0 #14 Denby 2018-05-21 08:27
The Government should deploy inspectors to check the accounts of all of the college's and university's to ensure they are getting value for money.
Each college or university should have a committee to make decisions on budget expenditure and the expenditures must be agreed by the minister for education, thus ensuring the integrity of the country's higher education establishment's.
When one person has complete ownership of the entire budget, there is then room for this person to commit the crime of stealing money, that the people give to the Government in taxes, and they expect to have it used wisely and economically.
+1 #13 Ed 2018-05-21 08:06
Quoting Emma B:
Hi Ed,
Did the rector have to pay back the money he made and stole.

If he does not pay the fine, he does the time...
0 #12 Emma B 2018-05-21 07:48
Hi Ed,
Did the rector have to pay back the money he made and stole.

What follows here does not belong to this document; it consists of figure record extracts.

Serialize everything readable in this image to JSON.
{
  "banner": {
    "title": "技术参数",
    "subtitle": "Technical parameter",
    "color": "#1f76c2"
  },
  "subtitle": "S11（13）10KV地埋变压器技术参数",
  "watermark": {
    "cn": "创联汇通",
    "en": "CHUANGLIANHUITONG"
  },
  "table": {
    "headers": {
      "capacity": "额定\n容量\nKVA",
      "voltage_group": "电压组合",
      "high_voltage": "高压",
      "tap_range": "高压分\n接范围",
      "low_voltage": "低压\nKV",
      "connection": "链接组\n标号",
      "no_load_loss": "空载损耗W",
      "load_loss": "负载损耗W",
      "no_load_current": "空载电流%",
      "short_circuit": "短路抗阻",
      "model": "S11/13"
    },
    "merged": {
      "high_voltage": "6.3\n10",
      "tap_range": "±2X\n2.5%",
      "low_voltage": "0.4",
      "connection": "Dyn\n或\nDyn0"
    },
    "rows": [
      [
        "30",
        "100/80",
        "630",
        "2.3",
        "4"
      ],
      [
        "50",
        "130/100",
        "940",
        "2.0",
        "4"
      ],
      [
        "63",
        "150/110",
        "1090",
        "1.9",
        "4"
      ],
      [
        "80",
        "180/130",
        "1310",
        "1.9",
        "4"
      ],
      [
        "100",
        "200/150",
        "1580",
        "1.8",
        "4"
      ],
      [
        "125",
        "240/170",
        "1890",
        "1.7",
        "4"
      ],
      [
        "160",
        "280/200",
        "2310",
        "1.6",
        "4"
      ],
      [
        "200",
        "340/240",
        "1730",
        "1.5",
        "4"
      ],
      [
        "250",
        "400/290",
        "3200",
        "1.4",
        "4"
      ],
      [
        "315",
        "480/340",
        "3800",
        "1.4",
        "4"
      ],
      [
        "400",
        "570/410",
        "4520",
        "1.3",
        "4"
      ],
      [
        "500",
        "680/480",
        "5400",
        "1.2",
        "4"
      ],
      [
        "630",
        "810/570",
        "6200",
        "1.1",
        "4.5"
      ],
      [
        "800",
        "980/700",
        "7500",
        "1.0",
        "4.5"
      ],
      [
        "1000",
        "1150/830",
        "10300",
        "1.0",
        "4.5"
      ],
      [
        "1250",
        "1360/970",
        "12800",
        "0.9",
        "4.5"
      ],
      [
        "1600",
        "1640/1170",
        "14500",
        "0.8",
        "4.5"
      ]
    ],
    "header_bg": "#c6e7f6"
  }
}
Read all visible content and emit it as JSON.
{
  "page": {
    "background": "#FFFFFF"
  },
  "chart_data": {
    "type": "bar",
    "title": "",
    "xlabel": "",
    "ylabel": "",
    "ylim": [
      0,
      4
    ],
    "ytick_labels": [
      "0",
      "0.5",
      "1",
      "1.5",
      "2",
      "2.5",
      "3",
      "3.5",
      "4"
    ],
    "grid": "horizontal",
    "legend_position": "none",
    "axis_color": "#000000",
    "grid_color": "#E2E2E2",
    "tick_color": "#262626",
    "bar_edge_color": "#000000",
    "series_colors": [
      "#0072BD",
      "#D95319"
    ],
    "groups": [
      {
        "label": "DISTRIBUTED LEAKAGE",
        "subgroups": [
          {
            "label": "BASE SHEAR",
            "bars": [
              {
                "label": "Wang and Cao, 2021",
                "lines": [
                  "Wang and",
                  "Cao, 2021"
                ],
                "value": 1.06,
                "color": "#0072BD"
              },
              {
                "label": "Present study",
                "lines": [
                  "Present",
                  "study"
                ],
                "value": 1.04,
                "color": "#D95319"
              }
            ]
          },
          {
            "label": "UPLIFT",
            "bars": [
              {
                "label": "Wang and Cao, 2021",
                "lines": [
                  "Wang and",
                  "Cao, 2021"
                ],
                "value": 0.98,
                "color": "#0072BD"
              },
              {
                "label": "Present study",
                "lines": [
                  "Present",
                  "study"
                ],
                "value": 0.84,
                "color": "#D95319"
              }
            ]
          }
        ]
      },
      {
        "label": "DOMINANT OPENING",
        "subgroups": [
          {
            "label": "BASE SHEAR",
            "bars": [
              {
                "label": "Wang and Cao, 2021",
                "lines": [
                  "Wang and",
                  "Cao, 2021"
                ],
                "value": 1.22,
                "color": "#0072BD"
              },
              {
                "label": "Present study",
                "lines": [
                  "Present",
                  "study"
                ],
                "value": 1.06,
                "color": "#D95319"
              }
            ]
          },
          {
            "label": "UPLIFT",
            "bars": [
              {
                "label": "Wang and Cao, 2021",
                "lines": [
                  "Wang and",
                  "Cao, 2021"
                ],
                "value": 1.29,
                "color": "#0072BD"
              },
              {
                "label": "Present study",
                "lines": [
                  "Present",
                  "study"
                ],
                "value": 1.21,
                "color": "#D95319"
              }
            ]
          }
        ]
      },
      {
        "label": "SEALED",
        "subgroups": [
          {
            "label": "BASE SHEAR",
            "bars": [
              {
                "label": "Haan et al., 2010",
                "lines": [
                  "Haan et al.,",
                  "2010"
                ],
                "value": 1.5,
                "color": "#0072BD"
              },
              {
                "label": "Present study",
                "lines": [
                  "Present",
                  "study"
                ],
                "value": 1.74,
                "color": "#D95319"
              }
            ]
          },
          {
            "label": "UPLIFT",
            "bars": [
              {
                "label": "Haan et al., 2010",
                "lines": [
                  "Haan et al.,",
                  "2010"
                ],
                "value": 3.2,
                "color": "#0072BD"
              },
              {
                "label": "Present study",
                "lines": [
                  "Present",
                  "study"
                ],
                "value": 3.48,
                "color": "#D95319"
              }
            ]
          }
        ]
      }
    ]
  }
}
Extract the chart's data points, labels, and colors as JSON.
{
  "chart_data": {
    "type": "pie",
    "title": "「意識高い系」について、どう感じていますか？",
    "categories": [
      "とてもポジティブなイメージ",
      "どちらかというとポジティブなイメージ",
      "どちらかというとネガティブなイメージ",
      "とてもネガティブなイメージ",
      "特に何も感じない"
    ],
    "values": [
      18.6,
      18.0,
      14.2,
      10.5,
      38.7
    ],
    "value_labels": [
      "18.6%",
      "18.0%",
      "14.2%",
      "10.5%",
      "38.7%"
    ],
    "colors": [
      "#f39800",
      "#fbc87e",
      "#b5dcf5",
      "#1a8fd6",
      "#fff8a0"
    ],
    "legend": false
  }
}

-2 #11 Simon Templar 2018-05-20 12:27
Cooperman's "If it was in the U.K funny handshakes and rolled up trouser legs would spring to mind " is a bit uninformed. All the elite Portuguese politicians, including the President and PM, have been specifically linked to the main Lisbon Lodges. Masonic influence is so unchecked here that the only British lodge still affiliated in the Algarve has wanted to pull out for several years due to this. One regular Portuguese on a certain expat site routinely appeals for genuine British, with or without any previous Masonic interest, to get involved with his lodge. To re-balance the gene pool !
+1 #10 Ed 2018-05-19 21:27
Quoting Baz:
The dictionary definition of "prestigious" (inspiring respect and admiration; having high status) does not immediately spring to mind for this criminal, or was the Ed using his journalistic licence ? :D
I did highlight the word with inverted commas, or whatever they are called... so yes, somewhat sarcastic ...
+1 #9 Baz 2018-05-19 20:44
The dictionary definition of "prestigious" (inspiring respect and admiration; having high status) does not immediately spring to mind for this criminal, or was the Ed using his journalistic licence ? :D
+2 #8 Rasta 2018-05-19 20:39
I wonder if the IRS are now going through his tax declarations to find out whether or not he declared this "income"
+3 #7 Bicho 2018-05-19 20:36
In a politically dysfunctional country that will take a man's house from him because he is in arrears with his personal tax bill but will allow the EDP to refuse to pay a legitimate tax bill because it does not agree with it, what do you expect ?
+3 #6 Alice Cooper 2018-05-19 20:19
When I suggested to some Portuguese friends that the judiciary appeared to be particularly lenient in their sentences to the so called "elite" they informed me of the Portuguese equivalent of "Who you know, not what you know"
+3 #5 Cooperman 2018-05-19 19:22
One can safely assume that the judge and the defendant in this case have some previous acquaintance of each other, same schools or university's perhaps.
If it was in the U.K funny handshakes and rolled up trouser legs would spring to mind.